Soldiers, Civilians Arrested - Implications

Apparently, 6 civilians and 11 soldiers (including 3 officers) were arrested in the aftermath of the January 27th clashes between the army and protesters who had "spontaneously" rioted against electricity cuts. Investigations were launched after several protesters from Amal and Hizbullah had been killed in unclear circumstances with opposing Lebanese sides hurling accusations at one another and interestingly, at the army.

I for one am completely for the rule law and support the arrest of all individuals - military and civilian - involved in either breaking the law, abusing authority and endangering or taking lives.

What is disconcerting however is that there have been several brazen attacks on army barracks and checkpoints, which according to the army "serves Israel's interest" but somehow not Syria's.

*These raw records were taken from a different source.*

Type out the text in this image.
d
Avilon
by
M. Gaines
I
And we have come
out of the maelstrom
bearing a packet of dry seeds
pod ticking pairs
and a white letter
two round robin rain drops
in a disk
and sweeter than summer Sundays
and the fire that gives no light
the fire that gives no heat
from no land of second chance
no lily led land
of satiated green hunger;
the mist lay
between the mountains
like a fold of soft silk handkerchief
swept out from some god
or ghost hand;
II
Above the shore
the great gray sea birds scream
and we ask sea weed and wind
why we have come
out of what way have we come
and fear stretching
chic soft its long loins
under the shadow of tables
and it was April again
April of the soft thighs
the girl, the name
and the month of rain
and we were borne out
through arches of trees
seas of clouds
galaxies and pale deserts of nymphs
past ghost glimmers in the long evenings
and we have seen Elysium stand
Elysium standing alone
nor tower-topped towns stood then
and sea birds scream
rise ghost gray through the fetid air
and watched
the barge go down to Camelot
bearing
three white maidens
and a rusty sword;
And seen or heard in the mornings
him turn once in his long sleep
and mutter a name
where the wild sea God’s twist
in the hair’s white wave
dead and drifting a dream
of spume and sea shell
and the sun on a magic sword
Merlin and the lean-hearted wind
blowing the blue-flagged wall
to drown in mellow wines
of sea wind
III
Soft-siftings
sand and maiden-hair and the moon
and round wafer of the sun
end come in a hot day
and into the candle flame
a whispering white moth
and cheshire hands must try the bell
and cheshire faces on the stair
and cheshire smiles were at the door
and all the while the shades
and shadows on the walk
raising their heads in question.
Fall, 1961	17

I seriously hope - but clearly do not expect - that all these "incidents" be investigated and the perpetrators brought to justice. The loss of life that occurred on that fateful day in January is more than deplorable and the nonchalance with which the Lebanese treat each other's lives and well being is more than despicable. This goes for the leaders whose rhetoric can only fuel violence, hatred and dangerous "spontaneous" riots. It goes for the army and security forces whose attempts to quell the riots are unprofressional and open the door to confrontations that lead to confusion and loss of life. It also goes for the Lebanese people who pimp themselves to the wills of domestic and foreign leaders at the expense of their own safety, prosperity, and well-being.

In any case, I can only wonder at the circumstances surrounding the investigation, from the threats and warnings that the opposition hurled at the army and its commander in chief, regarding his almost botched bid for presidency, to the spew of attacks against army baracks and outposts... It make me wonder about the kind of message being sent when some of the only perpetrators brought to justice in 2 years time are military personnel - while the people who attack the army roam free.

The oppostion, the government and especially both their supporters, not to mention the leadership of the army and security forces, should all pause to think about the consequences of their actions and about the strain they are placing not only on the fabric of Lebanese society but on the fabric of one of the supposedly secular institutions that is supposed to safeguard it - the army.